Item 1 Corrective Actions Which Have Been Taken TVA has reviewed and evaluated the design basis of the backup control system to determine why the transfer switches were described in the FSAR, Section 7.18.2, as having safety wires.

The backup control transfer switches are under administrative control with control room annunciators which alert the operator if any switch is placed in the emergency position. Since the only purpose of the safety wire would be to indicate tampering and possible mispositioning of the transfer switches and since this is accomplished with control room annunciators, there is not a design basis for this statement in the FSAR.

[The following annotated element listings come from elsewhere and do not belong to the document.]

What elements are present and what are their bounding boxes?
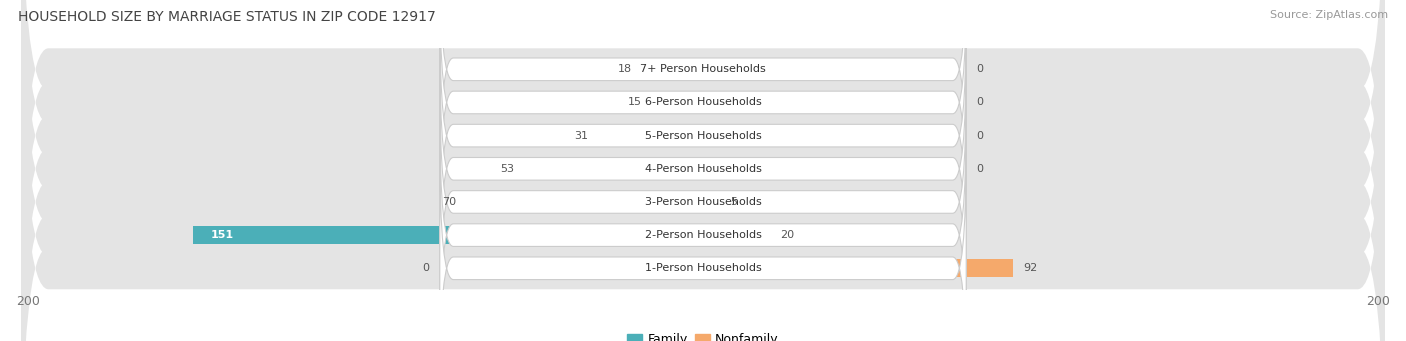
Text: 0: 0 (976, 98, 983, 107)
FancyBboxPatch shape (440, 114, 966, 341)
Legend: Family, Nonfamily: Family, Nonfamily (623, 328, 783, 341)
FancyBboxPatch shape (440, 0, 966, 191)
FancyBboxPatch shape (440, 47, 966, 290)
Text: 70: 70 (443, 197, 457, 207)
Text: 5-Person Households: 5-Person Households (644, 131, 762, 140)
Text: 18: 18 (619, 64, 633, 74)
Bar (643, 60, 703, 78)
FancyBboxPatch shape (21, 0, 1385, 341)
Text: 1-Person Households: 1-Person Households (644, 263, 762, 273)
Text: 0: 0 (423, 263, 430, 273)
FancyBboxPatch shape (440, 147, 966, 341)
Bar (467, 193, 703, 211)
FancyBboxPatch shape (21, 24, 1385, 341)
Text: 0: 0 (976, 131, 983, 140)
Text: 31: 31 (574, 131, 588, 140)
Text: 3-Person Households: 3-Person Households (644, 197, 762, 207)
Text: 53: 53 (501, 164, 515, 174)
Text: 2-Person Households: 2-Person Households (644, 230, 762, 240)
Text: Source: ZipAtlas.com: Source: ZipAtlas.com (1270, 10, 1388, 20)
Text: 92: 92 (1024, 263, 1038, 273)
Bar (703, 226, 770, 244)
Text: 7+ Person Households: 7+ Person Households (640, 64, 766, 74)
Bar (194, 226, 703, 244)
Bar (599, 127, 703, 145)
Bar (652, 93, 703, 112)
Text: 151: 151 (211, 230, 233, 240)
Text: 6-Person Households: 6-Person Households (644, 98, 762, 107)
FancyBboxPatch shape (21, 0, 1385, 341)
FancyBboxPatch shape (21, 0, 1385, 341)
FancyBboxPatch shape (21, 0, 1385, 341)
Text: 0: 0 (976, 164, 983, 174)
Text: 20: 20 (780, 230, 794, 240)
FancyBboxPatch shape (440, 0, 966, 224)
Bar (703, 259, 1014, 278)
Text: HOUSEHOLD SIZE BY MARRIAGE STATUS IN ZIP CODE 12917: HOUSEHOLD SIZE BY MARRIAGE STATUS IN ZIP… (18, 10, 436, 24)
Bar (524, 160, 703, 178)
FancyBboxPatch shape (21, 0, 1385, 341)
Text: 15: 15 (628, 98, 643, 107)
Text: 4-Person Households: 4-Person Households (644, 164, 762, 174)
FancyBboxPatch shape (440, 80, 966, 323)
Text: 5: 5 (730, 197, 737, 207)
Bar (703, 193, 720, 211)
FancyBboxPatch shape (21, 0, 1385, 314)
Text: 0: 0 (976, 64, 983, 74)
FancyBboxPatch shape (440, 14, 966, 257)
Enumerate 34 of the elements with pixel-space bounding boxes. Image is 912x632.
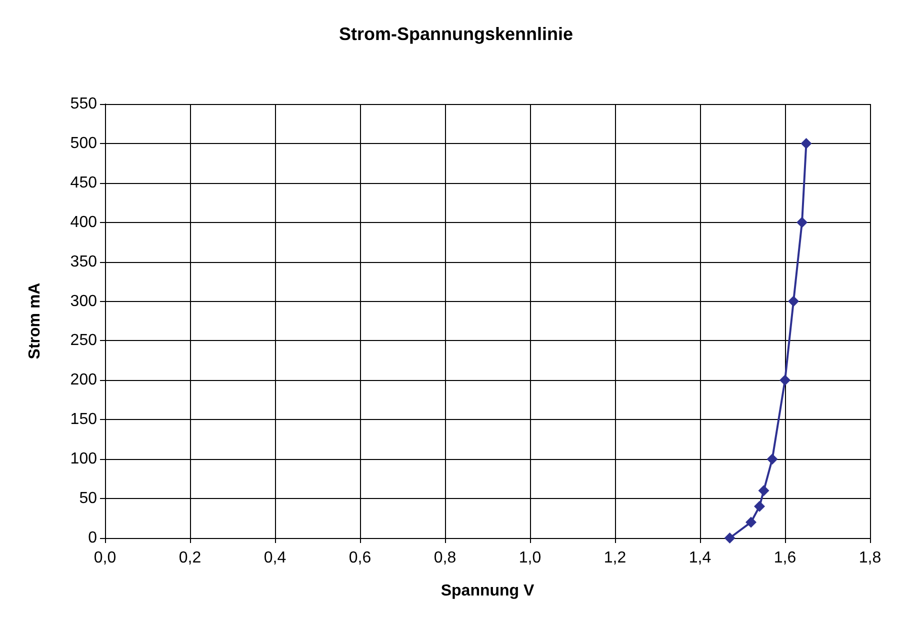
x-tick-label: 1,6 bbox=[774, 550, 796, 566]
point bbox=[746, 516, 756, 528]
point bbox=[766, 454, 778, 465]
x-axis-title: Spannung V bbox=[440, 582, 534, 600]
point bbox=[800, 138, 812, 149]
y-axis-title: Strom mA bbox=[26, 282, 44, 360]
y-tick-label: 100 bbox=[70, 450, 98, 468]
point bbox=[796, 216, 808, 228]
y-tick-label: 250 bbox=[70, 332, 98, 350]
x-tick-label: 1,8 bbox=[858, 550, 882, 566]
point bbox=[724, 532, 736, 544]
x-tick-label: 0,4 bbox=[264, 550, 286, 566]
y-tick-label: 300 bbox=[70, 292, 98, 310]
point bbox=[780, 374, 790, 386]
point bbox=[758, 485, 770, 496]
y-tick-label: 350 bbox=[70, 253, 98, 270]
x-tick-label: 0,6 bbox=[348, 550, 372, 566]
x-tick-label: 1,2 bbox=[604, 550, 626, 566]
y-tick-label: 50 bbox=[79, 490, 98, 508]
y-tick-label: 450 bbox=[70, 174, 98, 192]
point bbox=[788, 296, 799, 307]
x-tick-label: 0,2 bbox=[178, 550, 202, 566]
x-tick-label: 0,8 bbox=[434, 550, 456, 566]
point bbox=[754, 500, 765, 512]
y-tick-label: 400 bbox=[70, 214, 98, 231]
y-tick-label: 200 bbox=[70, 372, 98, 389]
y-tick-label: 0 bbox=[88, 530, 98, 546]
x-tick-label: 1,0 bbox=[518, 550, 542, 566]
y-tick-label: 150 bbox=[70, 411, 98, 428]
x-tick-label: 0,0 bbox=[94, 550, 116, 566]
chart-title: Strom-Spannungskennlinie bbox=[338, 24, 574, 44]
x-tick-label: 1,4 bbox=[688, 550, 712, 566]
y-tick-label: 550 bbox=[70, 96, 98, 112]
y-tick-label: 500 bbox=[70, 134, 98, 152]
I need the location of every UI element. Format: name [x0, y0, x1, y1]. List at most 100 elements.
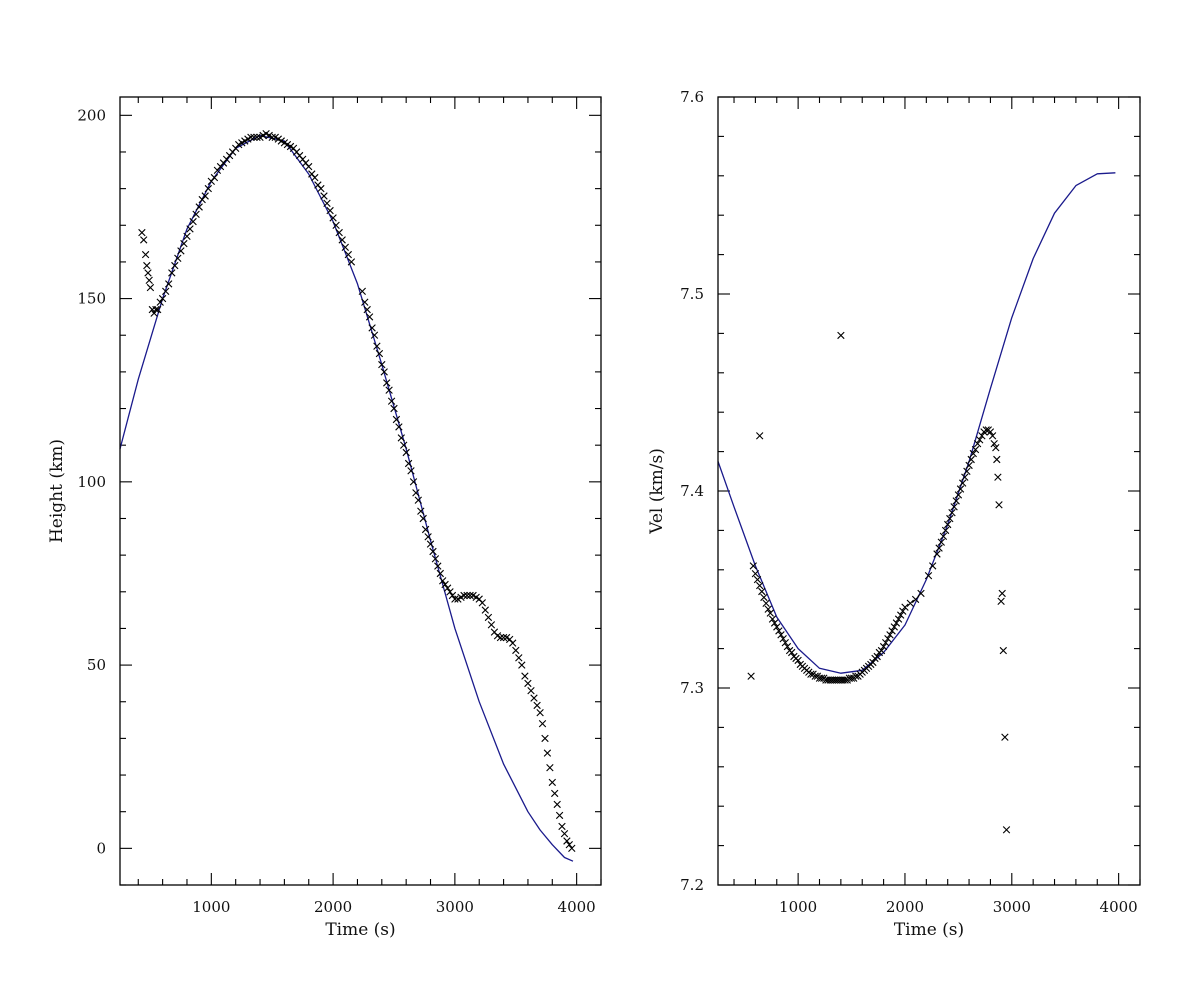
velocity-data-point	[993, 455, 1001, 464]
height-data-point	[144, 269, 152, 277]
velocity-data-point	[939, 532, 948, 540]
velocity-data-point	[817, 674, 826, 682]
height-y-tick-label: 200	[77, 106, 106, 124]
height-data-point	[171, 261, 179, 270]
velocity-data-point	[961, 473, 969, 481]
velocity-data-point	[899, 607, 907, 615]
height-data-point	[145, 276, 153, 284]
velocity-model-line	[717, 172, 1116, 674]
height-data-point	[409, 478, 418, 486]
velocity-data-point	[892, 619, 901, 627]
height-chart: 1000 2000 3000 4000 0 50 100 150 200 Time (s) He…	[47, 96, 602, 940]
velocity-data-point	[837, 331, 845, 340]
height-data-point	[548, 778, 556, 787]
height-data-point	[158, 294, 167, 303]
velocity-data-point	[998, 589, 1006, 598]
height-y-axis-label: Height (km)	[47, 439, 67, 543]
height-data-point	[250, 133, 258, 141]
height-data-point	[383, 379, 391, 387]
height-data-point	[484, 613, 493, 622]
height-data-point	[565, 841, 573, 849]
velocity-data-point	[751, 570, 760, 578]
height-data-point	[390, 404, 398, 413]
velocity-data-point	[994, 473, 1002, 481]
height-data-point	[341, 243, 349, 251]
velocity-data-point	[937, 538, 945, 546]
height-x-tick-label: 4000	[558, 898, 596, 916]
velocity-data-point	[986, 428, 995, 436]
height-data-point	[436, 569, 444, 578]
velocity-data-point	[777, 631, 785, 639]
height-x-axis-label: Time (s)	[325, 920, 395, 940]
velocity-x-axis-label: Time (s)	[894, 920, 964, 940]
velocity-data-point	[841, 676, 849, 684]
height-data-point	[527, 687, 535, 695]
velocity-data-point	[766, 609, 774, 617]
height-data-point	[186, 225, 194, 233]
height-data-point	[320, 192, 328, 200]
velocity-data-point	[768, 615, 777, 623]
height-plot-frame	[119, 96, 602, 886]
velocity-data-point	[882, 639, 890, 647]
velocity-data-point	[779, 635, 787, 643]
height-data-point	[385, 386, 393, 394]
velocity-data-point	[988, 432, 997, 440]
height-data-point	[201, 192, 209, 200]
velocity-data-point	[788, 648, 796, 657]
velocity-data-point	[1001, 733, 1009, 741]
velocity-data-point	[877, 646, 886, 655]
height-data-point	[335, 228, 343, 237]
height-data-point	[177, 247, 185, 255]
height-data-point	[407, 467, 415, 475]
velocity-x-tick-label: 3000	[993, 898, 1031, 916]
height-y-tick-label: 100	[77, 473, 106, 491]
height-data-point	[424, 533, 432, 541]
height-data-point	[541, 734, 549, 743]
height-data-point	[404, 459, 413, 468]
height-data-point	[152, 305, 160, 314]
velocity-data-point	[906, 599, 914, 607]
height-data-point	[358, 287, 366, 295]
height-data-point	[466, 591, 474, 600]
height-data-point	[180, 239, 188, 248]
velocity-data-point	[950, 503, 958, 511]
height-data-point	[332, 221, 340, 229]
velocity-data-point	[963, 467, 971, 475]
velocity-data-point	[886, 631, 894, 639]
height-data-point	[365, 313, 374, 321]
velocity-data-point	[946, 514, 954, 523]
height-data-point	[451, 595, 459, 603]
velocity-data-point	[973, 440, 982, 448]
velocity-data-point	[773, 623, 781, 631]
velocity-data-point	[917, 589, 925, 598]
height-data-point	[174, 254, 182, 262]
height-data-point	[154, 305, 162, 314]
height-data-point	[553, 800, 561, 809]
height-data-point	[361, 298, 369, 306]
velocity-data-point	[894, 615, 903, 623]
velocity-data-point	[879, 642, 888, 651]
velocity-data-point	[901, 603, 909, 611]
height-data-point	[429, 547, 437, 556]
height-x-tick-label: 3000	[436, 898, 474, 916]
height-data-point	[363, 305, 371, 314]
height-data-point	[392, 415, 401, 424]
height-data-point	[395, 423, 403, 431]
height-data-point	[509, 639, 517, 647]
velocity-data-point	[783, 642, 792, 651]
velocity-data-point	[775, 627, 783, 635]
velocity-y-tick-label: 7.2	[680, 876, 704, 894]
height-data-point	[443, 584, 452, 592]
height-data-point	[253, 133, 261, 141]
velocity-y-tick-label: 7.3	[680, 679, 704, 697]
velocity-data-point	[990, 440, 998, 448]
velocity-major-ticks	[718, 96, 1140, 886]
height-data-point	[323, 199, 331, 207]
height-data-point	[378, 360, 386, 369]
height-data-point	[183, 232, 191, 240]
height-data-point	[536, 709, 544, 717]
height-x-tick-label: 1000	[192, 898, 230, 916]
velocity-plot-frame	[717, 96, 1141, 886]
height-data-point	[146, 283, 155, 292]
velocity-data-point	[992, 444, 1000, 452]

Corrective Actions Which Will Be Taken To Avoid Further Violations The FSAR will be changed to delete the statements that safety wires would be provided on the backup control system transfer switches.

Date When Corrective Action Will Be Completed This corrective action will be completed commensurate with the 1984 FSAR update.

Item 2 Corrective Actions Which Have Been Taken A new technical instruction has been drafted and is in the p2 ant review cycle. This instruction will cover the performance of functional tests of panels 25-32 and 25-31 (backup control center) in sufficient detail to ensure that FSAR requirements are met.

Corrective Actions Which Will Be Taken To Avoid Further Violations No further corrective action is required.

Date When Corrective Action Will Be Completed Full compliance will be achieved by October 12, 1983, when the new technical instruction covering testing of panels 25-32 and 25-31 will have been implemented. The test will be performed on unit 1 during the present refuel outage and during future outages as described in the FSAR.